Immigration Reveals the Many Faces of Jesus

In my office hangs a postcard depicting Jesus in the garden of Gethsemane, but instead of Jesus looking longingly up at the sky as he kneels before a rock in the garden, Jesus is taking aim with an AK-47 at some enemy off in the distance. The postcard, at once, makes me laugh and gives me a chill. I laugh because I can’t imagine someone thinking this way about Jesus—as a macho, gunslinging, NRA member who will mow down infidels without a second thought—and a chill because I know of far too many people who do see Jesus that way.

These differing images of Jesus have come into sharp contrast for me recently as I read about Arizona’s new immigration law, and the question of how to treat immigrants who come to America.

That gun-toting Jesus comes into play for Bryan Fischer from the American Family Association, who swears that Jesus, if he were in charge, would sign the Arizona immigration measure into law “in a heartbeat.”

Why, I asked rhetorically? “Because of his compassion.”

This compassion is for the citizens of Arizona who are subject to home invasions, out-of-control drug trafficking, human smuggling, the constant threat of kidnappings, and a $2.7 billion price tag for all the social problems caused by illegal aliens. The costs of education, welfare, medical care and law enforcement may wind up bankrupting the state. The compassion of Jesus goes out to Arizonans who live with constant social disruption and suffer a steady drain on resources which should be available to take care of their families. And all because politicians have failed to use the authority God has delegated to them to “carr(y) out God’s wrath on the wrongdoer.” (Romans 13:4)

The compassion of Fischer’s Jesus, however, doesn’t seem to extend to undocumented immigrants, only to those who are affected by “all the social problems” they cause. There’s no compassion in Fischer’s piece for those, who because of other social problems like abject poverty, are forced to leave their homes to seek work in the States—work that Americans aren’t willing to do in their own country.  Fischer is also quick to conflate illegal immigrants with drug dealers and those who are carrying on turf wars around the border. Someone coming into this country illegally to pick lettuce so they can send money back home has no interest in invading homes, kidnapping people, or trafficking in drugs. They simply seek to support their families. Fischer uses the border drug war to continue to inflate fears about our brown-skinned brothers and sisters.

Another view of Jesus emerges from Deborah Haffner, executive director of the Religious Institute. In an op-ed at the Washington Post, Haffner outlines why welcoming the illegal immigrant is imperative to understanding Jesus and his message.

The Bible actually includes almost 120 passages about welcoming, taking care of, and loving the stranger. Early on in the story of God’s covenant with Abraham, three strangers come to Abraham and Sarah’s home and they are welcomed in with a lavish meal. The strangers turn out to be angels from God who bless them with news that they are to have a son at their advanced age. When Jesus is asked in Matthew 25 who will get into heaven, Jesus offers these criteria, “I was hungry and you gave me food, I was thirsty and you gave me drink, I was a stranger and you took me in.”

That’s a far cry from the “compassion” of a Jesus who would turn away the stranger because the stranger might be dangerous.  As Haffner admits, welcoming people is difficult because “it means resisting the fear of difference and moving to a place of radical welcome and inclusion. And that means embracing people who are different than us without trying to change them. We can celebrate our diversity and our difference.”

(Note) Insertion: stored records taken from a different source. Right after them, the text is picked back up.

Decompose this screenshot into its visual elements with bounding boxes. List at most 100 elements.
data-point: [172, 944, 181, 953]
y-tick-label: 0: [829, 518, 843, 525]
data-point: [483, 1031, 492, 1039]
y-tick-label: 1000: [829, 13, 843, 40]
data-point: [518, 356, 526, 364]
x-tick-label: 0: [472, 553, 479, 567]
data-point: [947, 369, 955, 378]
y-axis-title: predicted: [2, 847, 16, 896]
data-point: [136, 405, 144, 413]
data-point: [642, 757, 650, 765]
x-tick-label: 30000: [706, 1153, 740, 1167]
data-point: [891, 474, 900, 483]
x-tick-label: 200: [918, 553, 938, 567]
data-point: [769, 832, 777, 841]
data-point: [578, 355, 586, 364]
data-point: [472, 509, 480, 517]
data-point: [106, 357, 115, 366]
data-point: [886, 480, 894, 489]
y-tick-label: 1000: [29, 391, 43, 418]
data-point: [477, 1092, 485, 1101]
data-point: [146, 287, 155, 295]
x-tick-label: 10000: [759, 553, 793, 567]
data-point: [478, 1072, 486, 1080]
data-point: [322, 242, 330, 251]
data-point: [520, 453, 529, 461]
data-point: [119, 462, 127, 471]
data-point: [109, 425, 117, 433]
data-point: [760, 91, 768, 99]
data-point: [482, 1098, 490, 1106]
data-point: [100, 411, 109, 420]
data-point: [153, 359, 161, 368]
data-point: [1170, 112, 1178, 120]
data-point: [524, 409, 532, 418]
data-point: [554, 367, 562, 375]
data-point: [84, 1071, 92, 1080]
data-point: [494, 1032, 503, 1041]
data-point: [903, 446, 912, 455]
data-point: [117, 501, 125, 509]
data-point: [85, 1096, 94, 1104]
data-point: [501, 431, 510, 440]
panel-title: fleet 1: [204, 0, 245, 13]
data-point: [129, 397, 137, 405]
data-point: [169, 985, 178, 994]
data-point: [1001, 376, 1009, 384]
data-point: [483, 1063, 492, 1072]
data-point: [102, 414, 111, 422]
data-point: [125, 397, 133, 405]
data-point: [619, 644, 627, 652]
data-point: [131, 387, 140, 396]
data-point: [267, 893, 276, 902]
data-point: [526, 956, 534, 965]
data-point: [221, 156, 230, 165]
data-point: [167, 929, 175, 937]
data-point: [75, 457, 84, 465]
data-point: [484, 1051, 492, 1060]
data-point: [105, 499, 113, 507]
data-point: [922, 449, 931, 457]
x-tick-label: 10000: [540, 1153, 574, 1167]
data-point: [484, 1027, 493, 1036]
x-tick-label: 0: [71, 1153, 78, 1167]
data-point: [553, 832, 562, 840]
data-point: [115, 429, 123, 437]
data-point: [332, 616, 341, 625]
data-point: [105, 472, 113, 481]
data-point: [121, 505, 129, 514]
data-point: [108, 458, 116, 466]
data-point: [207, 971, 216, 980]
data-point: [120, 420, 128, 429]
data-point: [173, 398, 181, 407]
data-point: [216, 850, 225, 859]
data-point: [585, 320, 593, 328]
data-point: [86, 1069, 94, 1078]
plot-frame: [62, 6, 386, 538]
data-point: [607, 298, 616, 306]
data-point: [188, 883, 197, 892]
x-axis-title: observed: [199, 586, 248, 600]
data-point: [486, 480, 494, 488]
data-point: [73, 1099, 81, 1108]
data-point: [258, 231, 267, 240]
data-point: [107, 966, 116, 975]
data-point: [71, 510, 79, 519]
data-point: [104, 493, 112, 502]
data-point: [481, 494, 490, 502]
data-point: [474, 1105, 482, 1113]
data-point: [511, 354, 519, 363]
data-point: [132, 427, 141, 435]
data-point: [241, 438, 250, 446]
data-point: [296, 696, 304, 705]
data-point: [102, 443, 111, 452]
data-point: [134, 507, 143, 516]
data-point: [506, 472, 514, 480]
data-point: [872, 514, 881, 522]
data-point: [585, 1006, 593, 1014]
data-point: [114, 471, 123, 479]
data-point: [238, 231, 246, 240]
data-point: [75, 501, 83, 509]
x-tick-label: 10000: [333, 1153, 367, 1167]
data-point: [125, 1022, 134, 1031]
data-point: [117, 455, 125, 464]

It also means that we have to stop dividing the world into “us” and “them.” Author Brian McLaren has, in the past, outlined the many ways we divide our world into “us” and “them,” but ultimately, he says the only way to tell the story of our world is “it’s some of us for all of us.” This is the not just the story we must tell about our own world, but it’s the only way to understand Jesus. He embodied a message of “it’s some of us for all of us” and calls us to practice that by loving our neighbor as ourselves—and yes, those illegal immigrants are our neighbors— seeking what we all seek: security, a livelihood, a chance to survive and thrive in this world.

Jesus’ compassion extends to us all—even those drug dealers who are raiding homes, and kidnapping and killing people. They, too, are our neighbors—seeking what we all seek, even if it is in a violent and unfortunate way. Instead of seeing them as “wrongdoers” in need of “God’s wrath” it would be more helpful if we understand that they are victims of circumstance just like those peaceful immigrants seeking work.  If we truly understand Jesus as someone who believes “it’s some of us for all of us” then instead of passing draconian laws against the “other” we’ll seek to disarm our vision of Jesus and find remedies to the social ills that force people to cross the border whether seeking work or to do violence.